A screenshot shows a grid of squares on the left. Most of the top third of squares are yellow; most of the bottom two thirds are red. In the middle of the screen is an image of a page reading "The Confession and Execution Of the Prisoners at Tyburn..." On the right is a column of words with a pink background showing data about the image. On the far right are a few rows of text with a white background.

A screenshot of the “explorer” created by Ughetta as part of his award-winning senior thesis project.

What do you think digital humanities adds to your field/major?

Digital Humanities benefits directly from advances in Computer Science technologies. Their interaction culminates in tangible benefits to both fields. For example, measuring Amazon, Microsoft, and Google’s OCR accuracy on the Old Bailey would not have been possible without humanities research at the universities of Hertfordshire and Sheffield that involved creating human transcriptions for over 180,000 page images, a process which spanned eight years from 2000 to 2008. Moreover, advances in reducing OCR error rates on legal documents could directly benefit Digital Humanities research on datasets which do not have human transcriptions available.

What surprised you about doing a digital humanities project?

Some of the largest surprises I encountered were within the pages of the Old Bailey and Supreme Court records (which are called the U.S. Reports). For the Old Bailey, I was most surprised by one case (April 1, 1913 p. 633) where it turned out that the human transcribed a hand-written annotation on the page instead of the original text. In this particular case, the transcriber also introduced an error by combining two names, which were Sydney Charles Dean and David Dealler, as one “S. C. Dean Dealler & E. S. Dean,”, instead of writing “S. C. Dean, Dealler, & E. S. Dean.” Interestingly, the original printed text on the page reads “Verdict (S. C. Dean and Hardy), Not guilty.” For the U.S. Reports, the biggest surprises in the documents were finding maps and patent drawings. More generally, any large dataset is likely to harbor anomalies that can be both challenging and interesting.

What advice would you give a Princeton undergrad interested in doing a digital humanities project?
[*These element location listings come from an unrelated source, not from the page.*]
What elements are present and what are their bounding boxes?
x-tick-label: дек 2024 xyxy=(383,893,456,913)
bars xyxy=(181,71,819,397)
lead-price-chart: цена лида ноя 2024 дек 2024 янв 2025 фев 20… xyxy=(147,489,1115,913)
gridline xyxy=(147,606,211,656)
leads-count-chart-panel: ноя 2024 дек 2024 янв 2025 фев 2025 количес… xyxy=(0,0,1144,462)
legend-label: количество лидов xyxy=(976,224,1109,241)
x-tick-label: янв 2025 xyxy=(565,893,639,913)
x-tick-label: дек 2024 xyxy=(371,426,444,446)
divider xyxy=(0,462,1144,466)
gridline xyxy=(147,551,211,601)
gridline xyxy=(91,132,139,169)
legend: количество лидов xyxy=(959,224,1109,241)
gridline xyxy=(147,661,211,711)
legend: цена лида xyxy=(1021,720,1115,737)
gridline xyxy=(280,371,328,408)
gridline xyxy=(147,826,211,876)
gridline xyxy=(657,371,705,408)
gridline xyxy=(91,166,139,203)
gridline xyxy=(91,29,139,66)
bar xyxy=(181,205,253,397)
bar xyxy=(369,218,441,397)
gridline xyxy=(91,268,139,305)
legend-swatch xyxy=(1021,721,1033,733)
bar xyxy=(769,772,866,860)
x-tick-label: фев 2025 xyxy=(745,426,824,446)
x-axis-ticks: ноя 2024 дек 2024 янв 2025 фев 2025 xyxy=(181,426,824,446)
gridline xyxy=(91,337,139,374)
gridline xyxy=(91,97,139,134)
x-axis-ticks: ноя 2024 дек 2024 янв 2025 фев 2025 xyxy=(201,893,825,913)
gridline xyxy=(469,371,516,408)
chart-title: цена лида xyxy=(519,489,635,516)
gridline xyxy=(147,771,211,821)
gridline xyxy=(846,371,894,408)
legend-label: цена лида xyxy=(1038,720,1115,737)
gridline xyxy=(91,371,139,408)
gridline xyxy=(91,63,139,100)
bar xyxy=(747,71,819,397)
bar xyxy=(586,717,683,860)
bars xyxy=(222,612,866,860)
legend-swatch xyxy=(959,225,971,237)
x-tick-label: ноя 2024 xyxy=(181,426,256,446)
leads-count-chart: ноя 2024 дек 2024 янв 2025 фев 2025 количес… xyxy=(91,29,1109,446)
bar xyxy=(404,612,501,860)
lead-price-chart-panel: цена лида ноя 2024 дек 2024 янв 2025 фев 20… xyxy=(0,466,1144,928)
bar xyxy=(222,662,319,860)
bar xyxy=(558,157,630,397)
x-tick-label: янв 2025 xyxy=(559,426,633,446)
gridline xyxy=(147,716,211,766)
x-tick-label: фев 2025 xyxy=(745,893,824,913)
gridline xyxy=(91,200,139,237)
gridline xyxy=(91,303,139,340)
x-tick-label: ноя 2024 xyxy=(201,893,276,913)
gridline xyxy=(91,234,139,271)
There are two components to a successful Digital Humanities project: the dataset and the tool. My advice is to pick either one as a motivating research goal and to work towards the other. For example, my research started with the Old Bailey’s trove of human transcriptions, which enabled the OCR benchmark and benefited from creating the explorer. The other approach is to focus purely on the algorithm and then applying it to datasets. Choosing a dataset as a starting point has the benefit of establishing a clear goal of seeing whether or not the code works, which facilitates rapid iteration. Whichever approach is chosen, it’s well worth pursuing and bound to be exciting.